Yesterday I went for a bike ride down the shore for about an hour. It was the first exercise I have done in almost 2 months. It was phenomenal. It was a breezy ride along the bay in very wealthy neighborhoods. On my way home I stopped outside a church that had a prayer labyrinth (imagine a giant circle with a maze painted path on it).

It moved me because that labyrinth was much like a stone labyrinth in the prayer garden at Bon Secours St. Francis Hospital in South Carolina where I started my chaplaincy residency. It was the perfect place to pray and walk. For the first time in months, I prayed with passion and confidence in who God is. I’m sorry it has been that long.

But something amazing happened at the end of the labyrinth.
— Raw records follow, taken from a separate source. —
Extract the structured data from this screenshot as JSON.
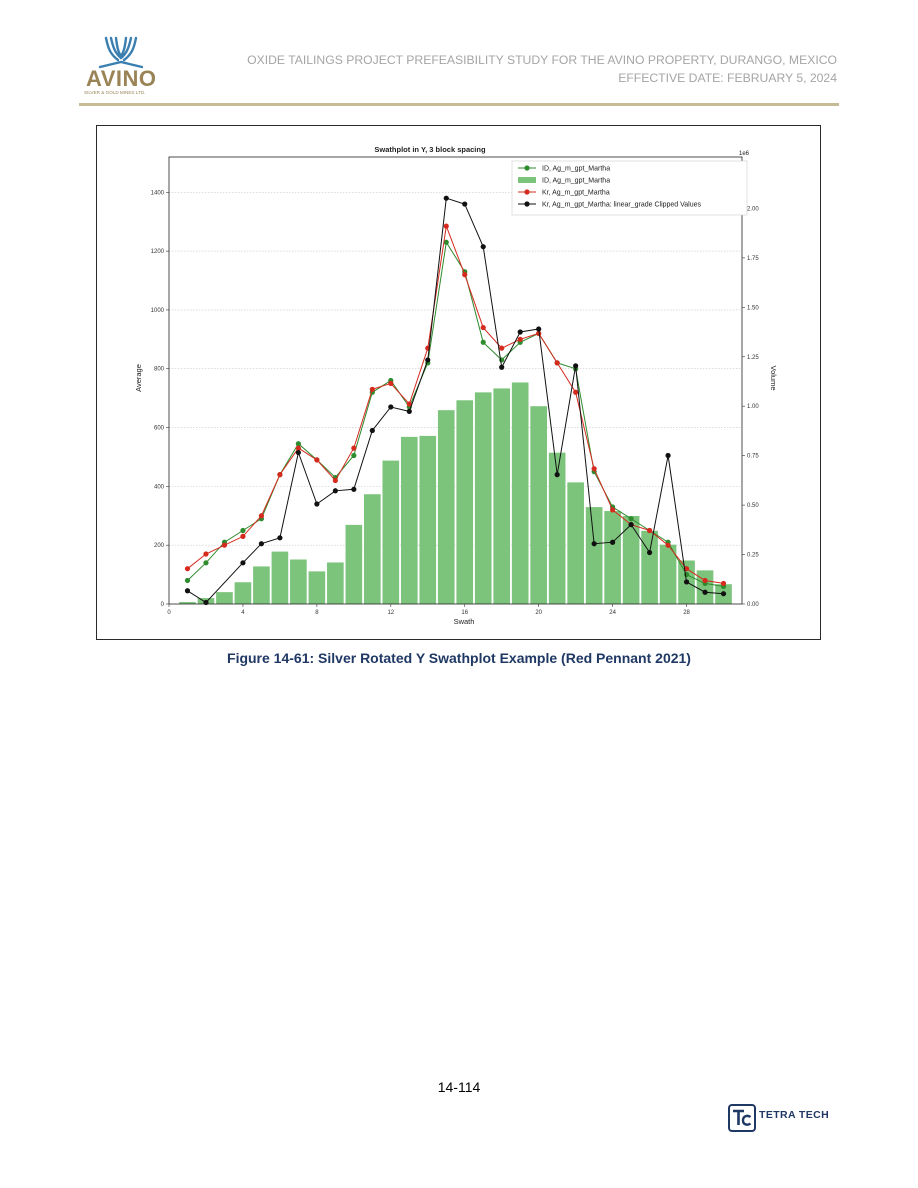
{
  "header": {
    "company": "AVINO",
    "company_tagline": "SILVER & GOLD MINES LTD.",
    "title_line1": "OXIDE TAILINGS PROJECT PREFEASIBILITY STUDY FOR THE AVINO PROPERTY, DURANGO, MEXICO",
    "title_line2": "EFFECTIVE DATE: FEBRUARY 5, 2024"
  },
  "figure": {
    "caption": "Figure 14-61: Silver Rotated Y Swathplot Example (Red Pennant 2021)"
  },
  "footer": {
    "page_number": "14-114",
    "brand": "TETRA TECH"
  },
  "colors": {
    "brand_gold": "#9a8457",
    "logo_blue": "#3a7fb0",
    "caption_blue": "#1f3864",
    "bar_green": "#7cc47c",
    "id_green": "#2e8b2e",
    "kr_red": "#d62a1e",
    "clipped_black": "#111111"
  },
  "chart_data": {
    "type": "bar+line",
    "title": "Swathplot in Y, 3 block spacing",
    "xlabel": "Swath",
    "ylabel": "Average",
    "y2label": "Volume",
    "y2_scale_label": "1e6",
    "xlim": [
      0,
      31
    ],
    "ylim": [
      0,
      1520
    ],
    "y2lim": [
      0,
      2.26
    ],
    "xticks": [
      0,
      4,
      8,
      12,
      16,
      20,
      24,
      28
    ],
    "yticks": [
      0,
      200,
      400,
      600,
      800,
      1000,
      1200,
      1400
    ],
    "y2ticks": [
      "0.00",
      "0.25",
      "0.50",
      "0.75",
      "1.00",
      "1.25",
      "1.50",
      "1.75",
      "2.00"
    ],
    "grid": "horizontal",
    "legend_position": "top-right",
    "legend": [
      "ID, Ag_m_gpt_Martha",
      "ID, Ag_m_gpt_Martha",
      "Kr, Ag_m_gpt_Martha",
      "Kr, Ag_m_gpt_Martha: linear_grade Clipped Values"
    ],
    "bars": {
      "name": "ID, Ag_m_gpt_Martha",
      "axis": "y2",
      "x": [
        1,
        2,
        3,
        4,
        5,
        6,
        7,
        8,
        9,
        10,
        11,
        12,
        13,
        14,
        15,
        16,
        17,
        18,
        19,
        20,
        21,
        22,
        23,
        24,
        25,
        26,
        27,
        28,
        29,
        30
      ],
      "values": [
        0.01,
        0.03,
        0.06,
        0.11,
        0.19,
        0.265,
        0.225,
        0.165,
        0.21,
        0.4,
        0.555,
        0.725,
        0.845,
        0.85,
        0.98,
        1.03,
        1.07,
        1.09,
        1.12,
        1.0,
        0.765,
        0.615,
        0.49,
        0.47,
        0.445,
        0.37,
        0.3,
        0.22,
        0.17,
        0.1
      ]
    },
    "series": [
      {
        "name": "ID, Ag_m_gpt_Martha",
        "axis": "y",
        "x": [
          1,
          2,
          3,
          4,
          5,
          6,
          7,
          8,
          9,
          10,
          11,
          12,
          13,
          14,
          15,
          16,
          17,
          18,
          19,
          20,
          21,
          22,
          23,
          24,
          25,
          26,
          27,
          28,
          29,
          30
        ],
        "values": [
          80,
          140,
          210,
          250,
          290,
          440,
          545,
          490,
          430,
          505,
          720,
          760,
          670,
          820,
          1230,
          1130,
          890,
          830,
          890,
          920,
          820,
          800,
          450,
          330,
          290,
          250,
          210,
          100,
          70,
          60
        ]
      },
      {
        "name": "Kr, Ag_m_gpt_Martha",
        "axis": "y",
        "x": [
          1,
          2,
          3,
          4,
          5,
          6,
          7,
          8,
          9,
          10,
          11,
          12,
          13,
          14,
          15,
          16,
          17,
          18,
          19,
          20,
          21,
          22,
          23,
          24,
          25,
          26,
          27,
          28,
          29,
          30
        ],
        "values": [
          120,
          170,
          200,
          230,
          300,
          440,
          530,
          490,
          420,
          530,
          730,
          750,
          680,
          870,
          1285,
          1120,
          940,
          870,
          900,
          920,
          820,
          720,
          460,
          320,
          270,
          250,
          200,
          120,
          80,
          70
        ]
      },
      {
        "name": "Kr, Ag_m_gpt_Martha: linear_grade Clipped Values",
        "axis": "y",
        "x": [
          1,
          2,
          4,
          5,
          6,
          7,
          8,
          9,
          10,
          11,
          12,
          13,
          14,
          15,
          16,
          17,
          18,
          19,
          20,
          21,
          22,
          23,
          24,
          25,
          26,
          27,
          28,
          29,
          30
        ],
        "values": [
          45,
          5,
          140,
          205,
          225,
          515,
          340,
          385,
          390,
          590,
          670,
          655,
          830,
          1380,
          1360,
          1215,
          805,
          925,
          935,
          440,
          810,
          205,
          210,
          270,
          175,
          505,
          75,
          40,
          35
        ]
      }
    ]
  }
}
These labyrinths start on the outskirts of a circle and have their ending point in the center. It took about 3-4 minutes to walk. But as soon as I hit the center I paused briefly and turned toward the church steeple and was hit with several successive massive gusts of wind. These winds moved me multiple times while I stood facing it.

I tried to speak to the wind to stop it. I verbally spoke, “God, how am I supposed to hear you when the wind is so loud?” The Spirit replied, “The wind won’t keep you from hearing my voice, and I don’t need the wind to move you.” It was sustained and kept moving me affirming that I too am born of the Spirit. In Him we move, we breathe, we have our being. Let us, the Church billow with blessing.